4. The back exit door of the administration department was found with a key lock on 3/25/10 at 11:05 am with the Safety Officer (employee #14) and Physical Plant Manager (employee #15). A push pad is needed to ensure that the door of this exit route will open in the event of an emergency.
5. Electrical circuit breaker panels located at Santa Rosa I and II were observed on 3/24/10 from 8:30 am till 3:30 pm and on 3/25/10 from 8:30 am till 12:00 noon with the Safety Officer (employee #14) and Physical Plant Manager (employee #15) unlocked and breakers are not identified as to their function. Circuit breakers are to be secured from unauthorized access and all slots are to be covered to prevent accidental injury.
6. Two bottles of rubbing alcohol were found in the minor surgery room in the emergency room on 3/24/10 at 10:20 am with the emergency room supervisor (employee #13). The emergency room supervisor (employee #13) stated during an interview on 3/24/10 at 10:21 am that the rubbing alcohol is used to disinfect the operating bed between patients. Rubbing alcohol shall be limited in hospital settings due to its volatile nature.
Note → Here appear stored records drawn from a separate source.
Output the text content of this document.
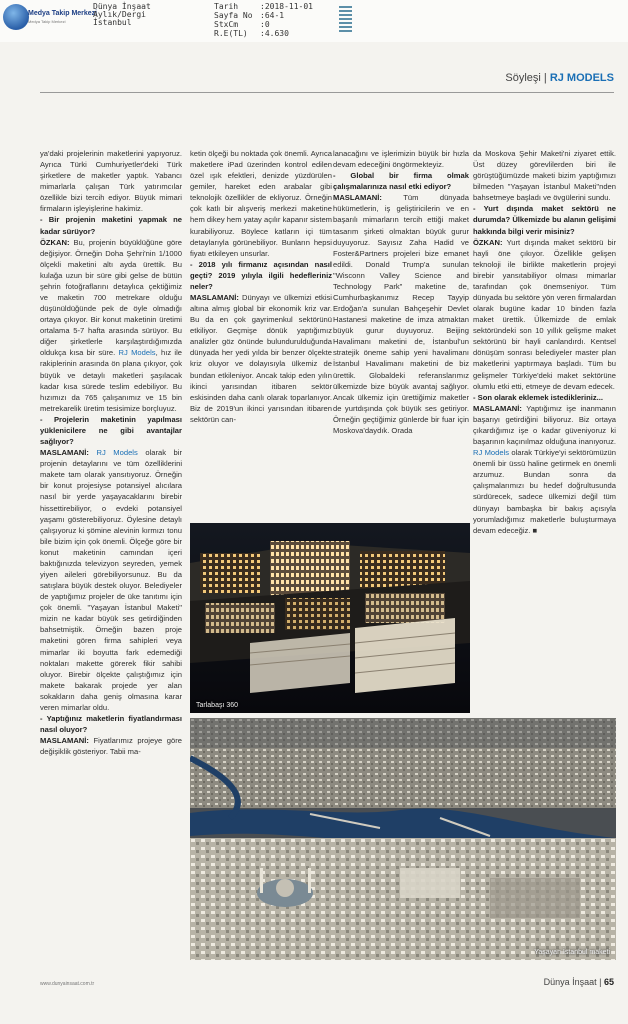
Medya Takip Merkezi
Medya Takip Merkezi
Dünya İnşaat
Aylık/Dergi
İstanbul
Tarih	:2018-11-01
Sayfa No :64-1
StxCm	:0
R.E(TL) :4.630
Söyleşi | RJ MODELS

ya'daki projelerinin maketlerini yapıyoruz. Ayrıca Türki Cumhuriyetler'deki Türk şirketlere de maketler yaptık. Yabancı mimarlarla çalışan Türk yatırımcılar özellikle bizi tercih ediyor. Büyük mimari firmaların işleyişlerine hakimiz.

- Bir projenin maketini yapmak ne kadar sürüyor?

ÖZKAN: Bu, projenin büyüklüğüne göre değişiyor. Örneğin Doha Şehri'nin 1/1000 ölçekli maketini altı ayda ürettik. Bu kulağa uzun bir süre gibi gelse de bütün şehrin fotoğraflarını detaylıca çektiğimiz ve maketin 700 metrekare olduğu düşünüldüğünde pek de öyle olmadığı ortaya çıkıyor. Bir konut maketinin üretimi ortalama 5-7 hafta arasında sürüyor. Bu diğer şirketlerle karşılaştırdığımızda oldukça kısa bir süre. RJ Models, hız ile rakiplerinin arasında ön plana çıkıyor, çok büyük ve detaylı maketleri şaşılacak kadar kısa sürede teslim edebiliyor. Bu hızımızı da 765 çalışanımız ve 15 bin metrekarelik üretim tesisimize borçluyuz.

- Projelerin maketinin yapılması yüklenicilere ne gibi avantajlar sağlıyor?

MASLAMANİ: RJ Models olarak bir projenin detaylarını ve tüm özelliklerini makete tam olarak yansıtıyoruz. Örneğin bir konut projesiyse potansiyel alıcılara nasıl bir yerde yaşayacaklarını birebir hissettirebiliyor, o evdeki potansiyel yaşamı gösterebiliyoruz. Öylesine detaylı çalışıyoruz ki şömine alevinin kırmızı tonu bile bizim için çok önemli. Ölçeğe göre bir konut maketinin camından içeri baktığınızda televizyon seyreden, yemek yiyen aileleri görebiliyorsunuz. Bu da satışlara büyük destek oluyor. Belediyeler de yaptığımız projeler de üke tanıtımı için çok önemli. "Yaşayan İstanbul Maketi" mizin ne kadar büyük ses getirdiğinden bahsetmiştik. Örneğin bazen proje maketini gören firma sahipleri veya mimarlar iki boyutta fark edemediği noktaları makette görerek fikir sahibi oluyor. Birebir ölçekte çalıştığımız için makete bakarak projede yer alan sokakların daha geniş olmasına karar veren mimarlar oldu.

- Yaptığınız maketlerin fiyatlandırması nasıl oluyor?

MASLAMANİ: Fiyatlarımız projeye göre değişiklik gösteriyor. Tabii ma-

ketin ölçeği bu noktada çok önemli. Ayrıca maketlere iPad üzerinden kontrol edilen özel ışık efektleri, denizde yüzdürülen gemiler, hareket eden arabalar gibi teknolojik özellikler de ekliyoruz. Örneğin çok katlı bir alışveriş merkezi maketine hem dikey hem yatay açılır kapanır sistem kurabiliyoruz. Böylece katların içi tüm detaylarıyla görünebiliyor. Bunların hepsi fiyatı etkileyen unsurlar.

- 2018 yılı firmanız açısından nasıl geçti? 2019 yılıyla ilgili hedefleriniz neler?

MASLAMANİ: Dünyayı ve ülkemizi etkisi altına almış global bir ekonomik kriz var. Bu da en çok gayrimenkul sektörünü etkiliyor. Geçmişe dönük yaptığımız analizler göz önünde bulundurulduğunda dünyada her yedi yılda bir benzer ölçekte kriz oluyor ve dolayısıyla ülkemiz de bundan etkileniyor. Ancak takip eden yılın ikinci yarısından itibaren sektör eskisinden daha canlı olarak toparlanıyor. Biz de 2019'un ikinci yarısından itibaren sektörün can-

lanacağını ve işlerimizin büyük bir hızla devam edeceğini öngörmekteyiz.

- Global bir firma olmak çalışmalarınıza nasıl etki ediyor?

MASLAMANİ: Tüm dünyada hükümetlerin, iş geliştiricilerin ve en başarılı mimarların tercih ettiği maket tasarım şirketi olmaktan büyük gurur duyuyoruz. Sayısız Zaha Hadid ve Foster&Partners projeleri bize emanet edildi. Donald Trump'a sunulan "Wisconn Valley Science and Technology Park" maketine de, Cumhurbaşkanımız Recep Tayyip Erdoğan'a sunulan Bahçeşehir Devlet Hastanesi maketine de imza atmaktan büyük gurur duyuyoruz. Beijing Havalimanı maketini de, İstanbul'un stratejik öneme sahip yeni havalimanı İstanbul Havalimanı maketini de biz ürettik. Globaldeki referanslarımız ülkemizde bize büyük avantaj sağlıyor. Ancak ülkemiz için ürettiğimiz maketler de yurtdışında çok büyük ses getiriyor. Örneğin geçtiğimiz günlerde bir fuar için Moskova'daydık. Orada

da Moskova Şehir Maketi'ni ziyaret ettik. Üst düzey görevlilerden biri ile görüştüğümüzde maketi bizim yaptığımızı bilmeden "Yaşayan İstanbul Maketi"nden bahsetmeye başladı ve övgülerini sundu.

- Yurt dışında maket sektörü ne durumda? Ülkemizde bu alanın gelişimi hakkında bilgi verir misiniz?

ÖZKAN: Yurt dışında maket sektörü bir hayli öne çıkıyor. Özellikle gelişen teknoloji ile birlikte maketlerin projeyi birebir yansıtabiliyor olması mimarlar tarafından çok önemseniyor. Tüm dünyada bu sektöre yön veren firmalardan olarak bugüne kadar 10 binden fazla maket ürettik. Ülkemizde de emlak sektöründeki son 10 yıllık gelişme maket sektörünü bir hayli canlandırdı. Kentsel dönüşüm sonrası belediyeler master plan maketlerini yaptırmaya başladı. Tüm bu gelişmeler Türkiye'deki maket sektörüne olumlu etki etti, etmeye de devam edecek.

- Son olarak eklemek istedikleriniz...

MASLAMANİ: Yaptığımız işe inanmanın başarıyı getirdiğini biliyoruz. Biz ortaya çıkardığımız işe o kadar güveniyoruz ki başarının kaçınılmaz olduğuna inanıyoruz. RJ Models olarak Türkiye'yi sektörümüzün önemli bir üssü haline getirmek en önemli arzumuz. Bundan sonra da çalışmalarımızı bu hedef doğrultusunda sürdürecek, sadece ülkemizi değil tüm dünyayı bambaşka bir bakış açısıyla yorumladığımız maketlerle buluşturmaya devam edeceğiz. ■

Tarlabaşı 360
Yaşayan İstanbul maketi
www.dunyainsaat.com.tr	Dünya İnşaat | 65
7. The cafeteria located at Santa Rosa II was visited with the Safety Officer (employee #14) and Physical Plant Manager (employee #15) on 3/25/10 at 8:30 am and provided evidence that the fryer does not have a hood extractor above it nor an extinguishing system. Also, no evidence was found of a type K fire extinguisher for this area.
Tag No.: K0144
Based on the review of written documents during the survey for life safety from fire with the facility's Safety Officer and Physical Plant Manager, it was determined that the facility failed to ensure that personnel perform weekly and monthly inspections of the electrical generator as required by the NFPA 99, section 3.4.4.1.
Findings include:
1. The facility lacks written evidence of the weekly inspections of the generator as reviewed with the Physical Plant Manager (employee #15) on 3/25/10 at 1:15 pm. The facility did not have a check list which includes batteries condition, coolant level, belts, oil pressure and oil change, battery contacts, hoses and pipes, main fuel tank level, leaks if any, oil filter, air filter and other checks from NFPA-99. During the past year of 2009 and the months of 2010 the facility could not provide evidence of weekly tests.
2. No evidence was found on 3/25/10 at 1:10 pm with the Physical Plant Manager (employee #15) related to tests performed on the electrical generator under load conditions for 30 minutes on a monthly basis.
Tag No.: K0147
Based on observations and documents reviewed during the survey for life safety from fire with the facility's Safety Officer and Physical Plant Manager, it was determined that the facility failed to test electrical receptacles that are supplied by the essential electrical system at least twice a year in accordance with NFPA 99 Section 7-6.2.1.2.
Findings include:
Written evidence reviewed on 3/25/10 at 2:05 pm with the Safety Officer (employee #14) and Physical Plant Manager (employee #15) related to preventive maintenance to the receptacles indicates that they are testing the receptacles supplied by the generator once a year. However, receptacles that are supplied by the essential electrical system (generator) supply power to critical care areas and equipment (cardiac monitors, life support equipment, Intensive Care Unit equipment and wet locations). Equipment or wiring faults can cause abnormal temperature increases, these abnormal temperatures may cause fire and explosions. Critical care areas, wet locations and areas where critical care equipment are plugged into the essential electrical receptacles are required to be tested in intervals not exceeding six months because even brief interruptions of power can cause malfunctions of some equipment and appliances. The six month and annual tests must be performed by a qualified electrician and the varied tests that are performed must be documented and handed to the facility.